The model only takes a single part of the music into account, and models the music using a single Hidden Markov Model. The observation states are tuples of the pitch and duration of the notes.
This model again only takes a single part of the music into account. However, it models the music using two independent Hidden Markov Models, one for the pitch and one for the duration of the notes. This effectively assumes that the pitch and duration of the notes are independent of each other, which, while not necessarily the most useful assumption, drastically reduces the number of unique observation states in the underlying HMMs.
This model takes all parts of the music into account, but makes the naive assumption that each part of the music is independent of all other parts. This is done by creating a separate Hidden Markov Model for each part of the music. A before, the observation states for each HMM are tuples of the pitch and duration of the notes.
This model is an extension of the Naive MusicHMM, but models the pitch and duration of the notes independently of each other as was done in the Simple Independent model. This is done by creating two separate Hidden Markov Models for each part of the music, one for the pitch and one for the duration of the notes. This results in a total of 8 different HMMs for the Bach chorales corpus.
This final model is the most complex of the models. It takes all parts of the music into account, as the naive models do; however, it attempts to introduce conditional dependencies into the model between the bass pitches and other parts of the music. This is done by including the concurrent bass pitch into the state of the other parts of the music. During generation, the model will sample the bass pitch first, and then sample the other parts of the music conditioned on the bass pitch. In order to reduce the number of unique observation states, the model again assumes that the pitch and duration of the notes are independent of each other, resulting in a total of 8 different HMMs for the Bach chorales corpus.

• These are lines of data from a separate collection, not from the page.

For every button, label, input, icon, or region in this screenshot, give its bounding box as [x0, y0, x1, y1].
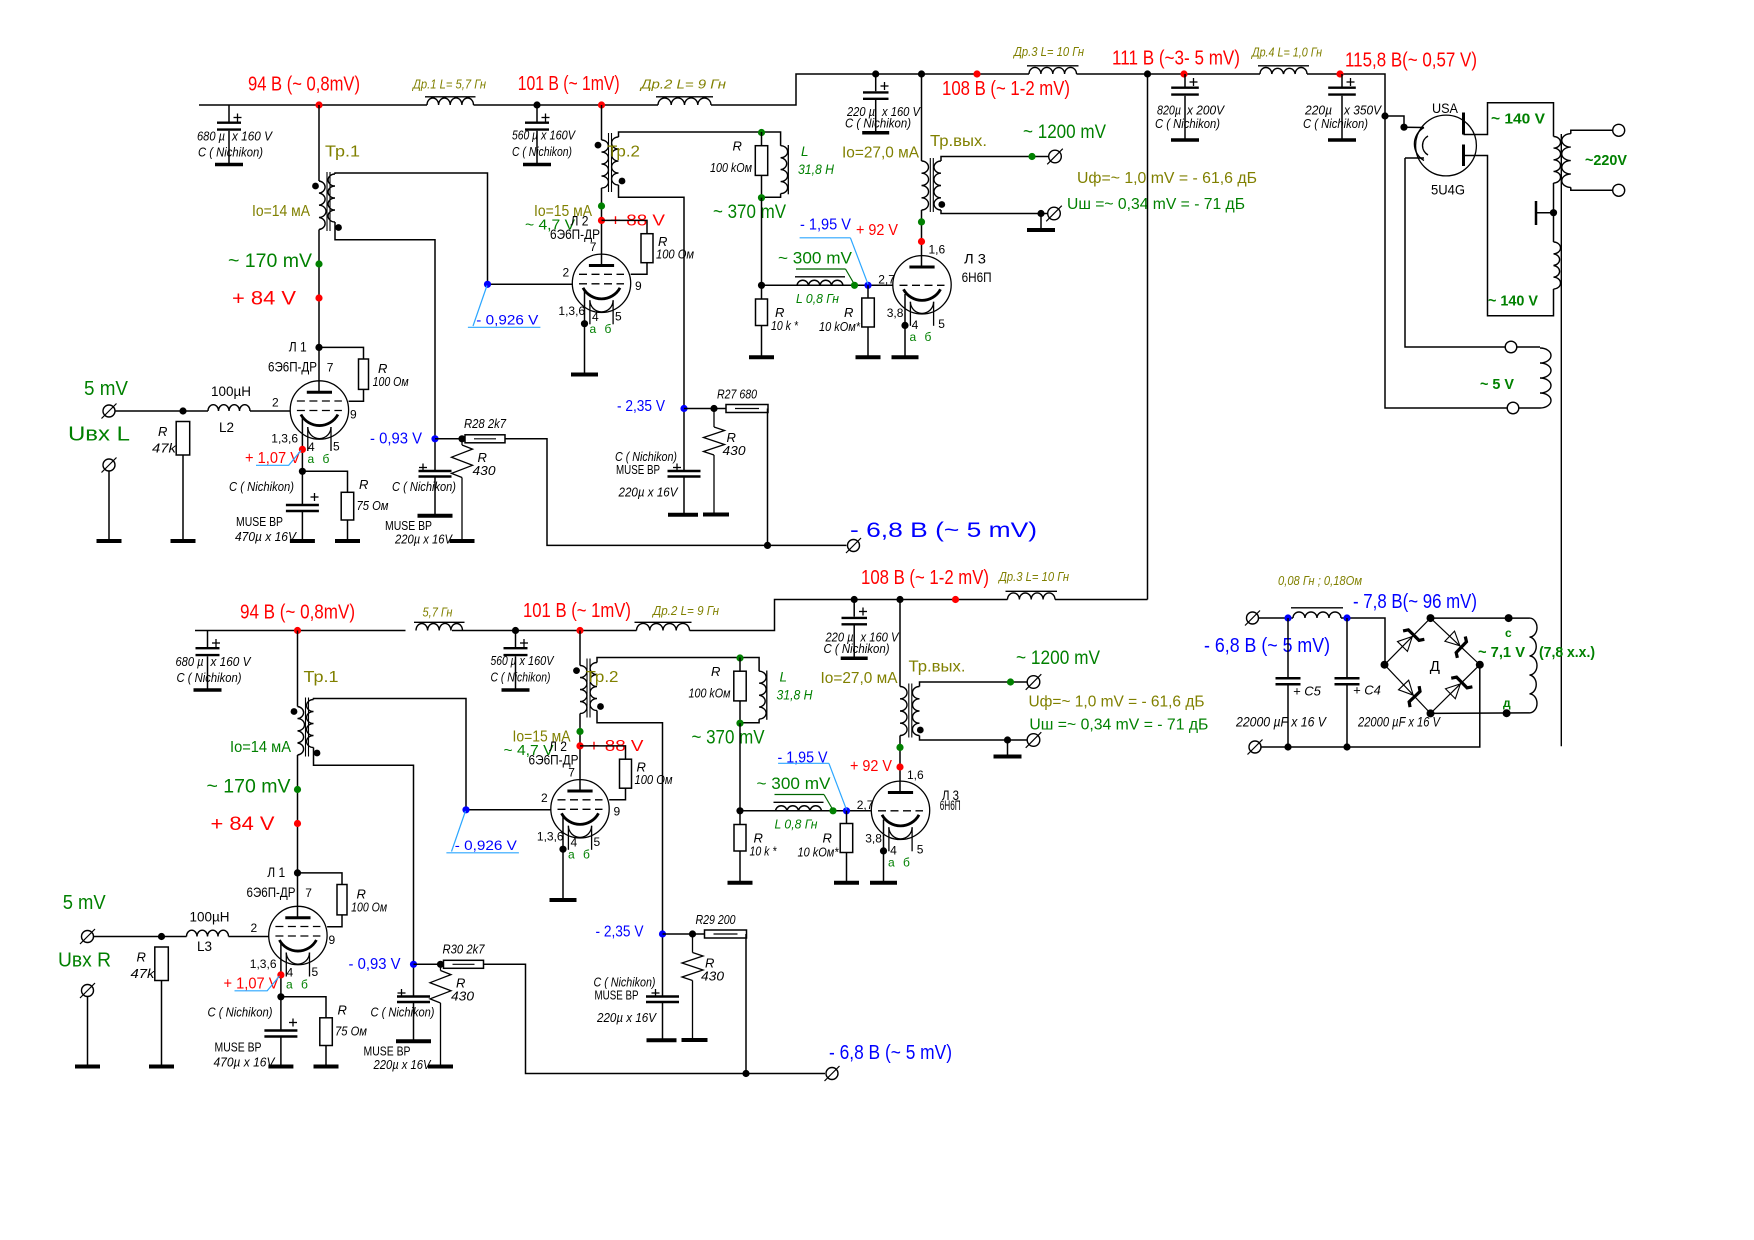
choke filament 0.08H: [1291, 608, 1343, 618]
svg-text:Л 1: Л 1: [267, 864, 285, 880]
leader +1.07V (R channel): [235, 976, 280, 991]
terminal output cold: [1046, 206, 1062, 222]
wire anode2 to HV bottom: [1464, 156, 1554, 316]
leader -0.926V (R channel): [446, 811, 519, 853]
wire rail to 108V level (R channel): [690, 600, 1008, 631]
tube L1 6E6P-DR (L channel): [290, 381, 348, 451]
L1 pin labels (R channel): [250, 886, 336, 980]
node cap560 junction (R channel): [512, 627, 519, 634]
resistor R 47k (L channel): [176, 422, 190, 456]
node -0.93V (L channel): [431, 435, 438, 442]
svg-text:100µН: 100µН: [190, 910, 230, 925]
svg-text:Io=14 мА: Io=14 мА: [252, 203, 310, 220]
label ~4.7V (L channel): [525, 217, 575, 234]
svg-text:- 2,35 V: - 2,35 V: [617, 398, 665, 415]
wire down to L3 grid row (R channel): [739, 723, 741, 811]
wire L3 cathode (R channel): [883, 820, 885, 882]
wire R75 to ground (R channel): [325, 1046, 327, 1066]
wire Tr.out secondary bottom (R channel): [920, 736, 1028, 741]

Music sampled from each of the models can be found in the generated_songs
directory. The music was generated by sampling 30 notes from each HMM, and then truncating each song to the length of its shortest part. The music was then converted to MIDI format using the music21 python package.
Despite attempting to incorporate dependencies into the final model, the music generated by the Conditional MusicHMM still contains a lot of discordant notes. This is likely due to the fact that while the model captures dependencies between the bass and other parts of the music, it does not capture dependencies between the other parts of the music. This is a limitation of the model that could be addressed in future work.